No Registration: Immediate access is available without creating accounts for one book every day.
Safe and Secure: Clean downloads without malware or viruses
Multiple Formats: PDF, MOBI, Mpub,... optimized for all devices
Educational Resource: Supporting knowledge sharing and learning

Frequently Asked Questions

Is it really free to download Machine Learning for Adaptive Many-Core Machines - A Practical Approach PDF?

Yes, on https://PDFdrive.to you can download Machine Learning for Adaptive Many-Core Machines - A Practical Approach by Noel Lopes completely free. We don't require any payment, subscription, or registration to access this PDF file. For 3 books every day.

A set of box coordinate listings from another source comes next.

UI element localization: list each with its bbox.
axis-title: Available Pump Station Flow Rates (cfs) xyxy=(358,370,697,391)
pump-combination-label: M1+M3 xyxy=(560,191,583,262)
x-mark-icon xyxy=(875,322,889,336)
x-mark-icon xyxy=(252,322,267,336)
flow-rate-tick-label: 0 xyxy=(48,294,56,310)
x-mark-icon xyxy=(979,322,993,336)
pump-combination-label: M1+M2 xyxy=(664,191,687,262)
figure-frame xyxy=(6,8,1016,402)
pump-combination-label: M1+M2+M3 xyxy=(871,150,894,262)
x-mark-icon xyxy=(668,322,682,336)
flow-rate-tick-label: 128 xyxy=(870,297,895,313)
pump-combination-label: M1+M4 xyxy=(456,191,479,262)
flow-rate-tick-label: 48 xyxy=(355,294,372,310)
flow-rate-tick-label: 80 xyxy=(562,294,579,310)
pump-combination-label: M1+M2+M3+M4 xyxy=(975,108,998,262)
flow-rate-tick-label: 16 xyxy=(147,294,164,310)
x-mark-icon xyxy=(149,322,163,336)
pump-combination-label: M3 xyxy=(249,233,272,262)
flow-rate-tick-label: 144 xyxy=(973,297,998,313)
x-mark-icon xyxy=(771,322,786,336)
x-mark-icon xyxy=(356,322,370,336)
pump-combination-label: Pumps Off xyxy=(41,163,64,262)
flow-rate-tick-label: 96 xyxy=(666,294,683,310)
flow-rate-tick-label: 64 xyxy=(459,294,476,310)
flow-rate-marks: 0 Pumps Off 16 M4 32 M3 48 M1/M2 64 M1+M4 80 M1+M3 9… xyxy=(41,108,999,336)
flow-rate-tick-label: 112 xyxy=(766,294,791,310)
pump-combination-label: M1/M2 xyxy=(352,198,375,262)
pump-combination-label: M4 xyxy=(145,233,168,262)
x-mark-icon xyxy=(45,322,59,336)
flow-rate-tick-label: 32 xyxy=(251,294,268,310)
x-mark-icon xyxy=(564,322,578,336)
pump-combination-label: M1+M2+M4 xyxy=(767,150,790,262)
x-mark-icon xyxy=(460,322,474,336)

How can I read Machine Learning for Adaptive Many-Core Machines - A Practical Approach on my mobile device?

After downloading Machine Learning for Adaptive Many-Core Machines - A Practical Approach PDF, you can open it with any PDF reader app on your phone or tablet. We recommend using Adobe Acrobat Reader, Apple Books, or Google Play Books for the best reading experience.

Is this the full version of Machine Learning for Adaptive Many-Core Machines - A Practical Approach?

Yes, this is the complete PDF version of Machine Learning for Adaptive Many-Core Machines - A Practical Approach by Noel Lopes. You will be able to read the entire content as in the printed version without missing any pages.

Is it legal to download Machine Learning for Adaptive Many-Core Machines - A Practical Approach PDF for free?

https://PDFdrive.to provides links to free educational resources available online. We do not store any files on our servers. Please be aware of copyright laws in your country before downloading.

The materials shared are intended for research, educational, and personal use in accordance with fair use principles.